Words Sam Jacob
The stars seem to blister like burning film as they open into pink flowers. The night sky segues into the blossom on a cherry tree, and we follow the falling petals and see a group of characters hopping and waving in a bandstand surrounded by woods.
This is the psychedelic opening sequence of In the Night Garden, a BBC television show for the under-fours. The scene apparently represents the shift into dream state, and it’s the most beautiful and surprising cosmic screen since Dave Bowman’s journey through 2001: A Space Odyssey’s slit-scan landscapes. In both, we go “through” the sky into an alternate reality.
This particular alternate reality comes from Anne Wood and Andy Davenport of Ragdoll, co-creators of the Teletubbies and bona fide auteurs of kids’ TV in an era of terrible animation, pre-teen plotlines and ham-fisted edutainment.
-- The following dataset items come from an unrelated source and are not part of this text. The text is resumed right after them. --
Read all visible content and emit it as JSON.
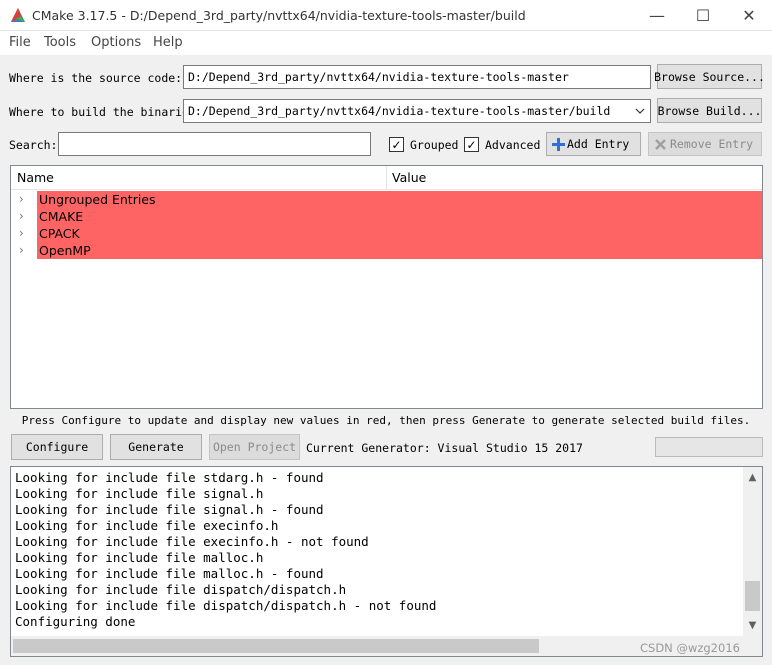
{
  "window": {
    "title": "CMake 3.17.5 - D:/Depend_3rd_party/nvttx64/nvidia-texture-tools-master/build",
    "minimize_glyph": "—",
    "maximize_glyph": "☐",
    "close_glyph": "✕"
  },
  "menu": [
    "File",
    "Tools",
    "Options",
    "Help"
  ],
  "source": {
    "label": "Where is the source code:",
    "value": "D:/Depend_3rd_party/nvttx64/nvidia-texture-tools-master",
    "browse_label": "Browse Source..."
  },
  "build": {
    "label": "Where to build the binaries:",
    "value": "D:/Depend_3rd_party/nvttx64/nvidia-texture-tools-master/build",
    "browse_label": "Browse Build..."
  },
  "search": {
    "label": "Search:",
    "value": "",
    "grouped_label": "Grouped",
    "grouped_checked": true,
    "advanced_label": "Advanced",
    "advanced_checked": true,
    "check_glyph": "✓",
    "add_entry_label": "Add Entry",
    "remove_entry_label": "Remove Entry"
  },
  "table": {
    "col_name": "Name",
    "col_value": "Value",
    "expand_glyph": "›",
    "highlight_color": "#ff6464",
    "rows": [
      "Ungrouped Entries",
      "CMAKE",
      "CPACK",
      "OpenMP"
    ]
  },
  "hint": "Press Configure to update and display new values in red, then press Generate to generate selected build files.",
  "actions": {
    "configure_label": "Configure",
    "generate_label": "Generate",
    "open_project_label": "Open Project",
    "generator_text": "Current Generator: Visual Studio 15 2017"
  },
  "output": {
    "lines": [
      "Looking for include file stdarg.h - found",
      "Looking for include file signal.h",
      "Looking for include file signal.h - found",
      "Looking for include file execinfo.h",
      "Looking for include file execinfo.h - not found",
      "Looking for include file malloc.h",
      "Looking for include file malloc.h - found",
      "Looking for include file dispatch/dispatch.h",
      "Looking for include file dispatch/dispatch.h - not found",
      "Configuring done"
    ],
    "scroll_up_glyph": "▲",
    "scroll_down_glyph": "▼"
  },
  "watermark": "CSDN @wzg2016"
}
We’re not here for complex plot though, but the show’s beautiful design. Children’s TV demands much more from production design than adult shows. A whole autonomous world needs to be constructed. Narrative is constrained – in this case by lack of language. The characters say little more than variations on their name over and over again, their inarticulacy mixed with excitement like hyperactive Beckett protagonists. Without plot, the burden falls on other elements, often those considered secondary in “grown-up” programmes: vision, sound, movement, landscape and so on. The programme’s design constructs experience without language, which is not so far removed from design in the real world.
In the Night Garden’s characters are descendants of the entire gene pool of children’s TV. Igglepiggle is a plush blue toy with a wonky grin and a red blanket. His co-star is Upsy Daisy, a toy-girl whose hair wiggles like small fingers when she’s excited. There are the Tombliboos with bottom-heavy, baby-esque anatomy; Makka Pakka, a loner who lives in what seems to be a neolithic barrow and sports cairn-like hair and ears; the Pontipines, a family of wooden puppets who live in a tiny doll’s house at the base of a huge tree trunk; and the Haahoos, five enormous inflatable forms who call to each other and sleep in a big pillowy pile. The characters’ anatomies range from “primitive”, carved-wood, solid forms to sci-fi, inflatable, empty ones, shifting from puppet to costume to prop, in scale from tiny to huge.
They inhabit a landscape both giant and miniature, with large trees, giant-sized daisies and pastel-coloured puffballs. Like the Teletubbies, the landscape is a surreal reworking of nature. Perhaps this is the last residue of the English Landscape tradition – Capability Brown made over by video-game designer Shigeru Miyamoto. Here, on the branches of real trees, a computer-colourised bird choir sings a chorus of synthetic sounds. There are references to the Magic Roundabout in the bandstand, to Camberwick Green in its mechanics, to Thunderbird 2 in the Pinky Ponk airship’s green livery, to Trumpton in the
echoey, naive folk music. That a programme for the under-fours should be soaked in nostalgia is of course odd. But perhaps nostalgia is not really about time or personal history but a cultural product. In the Night Garden is a faultless example of manufactured nostalgia, whose hope is to construct a space outside parents’ terrible fear for their children’s future by evoking their own past.
The texture of the image is made just as rich by combining live action, rickety stop-frame and gradient perfect CGI, and a soundtrack of organic sci-fi squelching that might have arrived fresh from the Radiophonic Workshop. The programme’s construction is perhaps the most sophisticated on British TV. And the effect is fantastic.